If your application metrics “just worked” out of the box with Prometheus and Istio mTLS in strict mode, then I bet you installed Prometheus by way of the extremely popular Prometheus Community helm chart. The folks behind the Prometheus Community Github org decided to disregard the recommendations of the Prometheus and Prometheus operator maintainers and ship their configuration with support for the scrape annotations enabled by default.
Near as I can tell the next most popular ways of deploying Prometheus into Kubernetes are the Bitnami helm chart, the official Prometheus Operator static manifests, or the Prometheus Community kube-operator-stack helm chart. At the time of this writing, none of these ship with support for scrape annotations enabled.
So if you started from one of those, or any one of the many other ways you could deploy Prometheus into your Kubernetes cluster that does not include the discouraged approach of using Prometheus scrape annotations to aid service discovery, then the day Istio mTLS strict mode was enabled in your cluster was a sad day indeed.
So what should you do in that case?
Well if you’re not using the operator I think the easy way out is to just add support for the scrape annotations to your Prometheus config, add the annotations to your workloads, and make sure Istio metrics merging is enabled (it’s on by default since Istio 1.7.0).

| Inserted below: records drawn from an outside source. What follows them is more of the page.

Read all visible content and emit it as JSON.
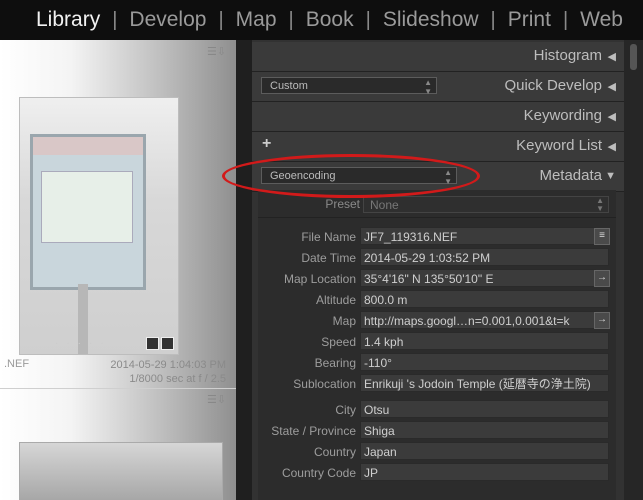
{
  "modules": [
    "Library",
    "Develop",
    "Map",
    "Book",
    "Slideshow",
    "Print",
    "Web"
  ],
  "active_module": "Library",
  "grid": {
    "date_time": "2014-05-29 1:04:03 PM",
    "exposure": "1/8000 sec at f / 2.5",
    "filename_fragment": ".NEF"
  },
  "panels": {
    "histogram": "Histogram",
    "quick_develop": {
      "title": "Quick Develop",
      "preset": "Custom"
    },
    "keywording": "Keywording",
    "keyword_list": "Keyword List",
    "metadata": {
      "title": "Metadata",
      "view": "Geoencoding"
    }
  },
  "metadata": {
    "preset_label": "Preset",
    "preset_value": "None",
    "fields": [
      {
        "label": "File Name",
        "value": "JF7_119316.NEF"
      },
      {
        "label": "Date Time",
        "value": "2014-05-29 1:03:52 PM"
      },
      {
        "label": "Map Location",
        "value": "35°4'16\" N 135°50'10\" E"
      },
      {
        "label": "Altitude",
        "value": "800.0 m"
      },
      {
        "label": "Map",
        "value": "http://maps.googl…n=0.001,0.001&t=k"
      },
      {
        "label": "Speed",
        "value": "1.4 kph"
      },
      {
        "label": "Bearing",
        "value": "-110°"
      },
      {
        "label": "Sublocation",
        "value": "Enrikuji 's Jodoin Temple (延暦寺の浄土院)"
      },
      {
        "label": "City",
        "value": "Otsu"
      },
      {
        "label": "State / Province",
        "value": "Shiga"
      },
      {
        "label": "Country",
        "value": "Japan"
      },
      {
        "label": "Country Code",
        "value": "JP"
      }
    ]
  },
  "colors": {
    "annotation": "#d21a1a",
    "panel_bg": "#323232",
    "topbar_bg": "#0e0e0e"
  }
}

But that’s easy for me to say, I’m not on call for your infrastructure am I? Keep the limitations in mind. If you’re running multi-container pods you’ll need to spend more time thinking about your scrape configuration, perhaps adding other Prometheus scrape jobs specifically to target those extra containers. If you’re using the Prometheus Operator, you can configure scrape jobs via the provided PodMonitor CRD which is more expressive than the scrape annotation convention. The Istio maintainers have an example PodMonitor object that will help get you started. Note that this example configuration will only scrape pods that have the
prometheus.io/scrape label, IF there is also a container called
istio-proxy in the pod, which should reduce the chances of this causing problems with other multi-container pods.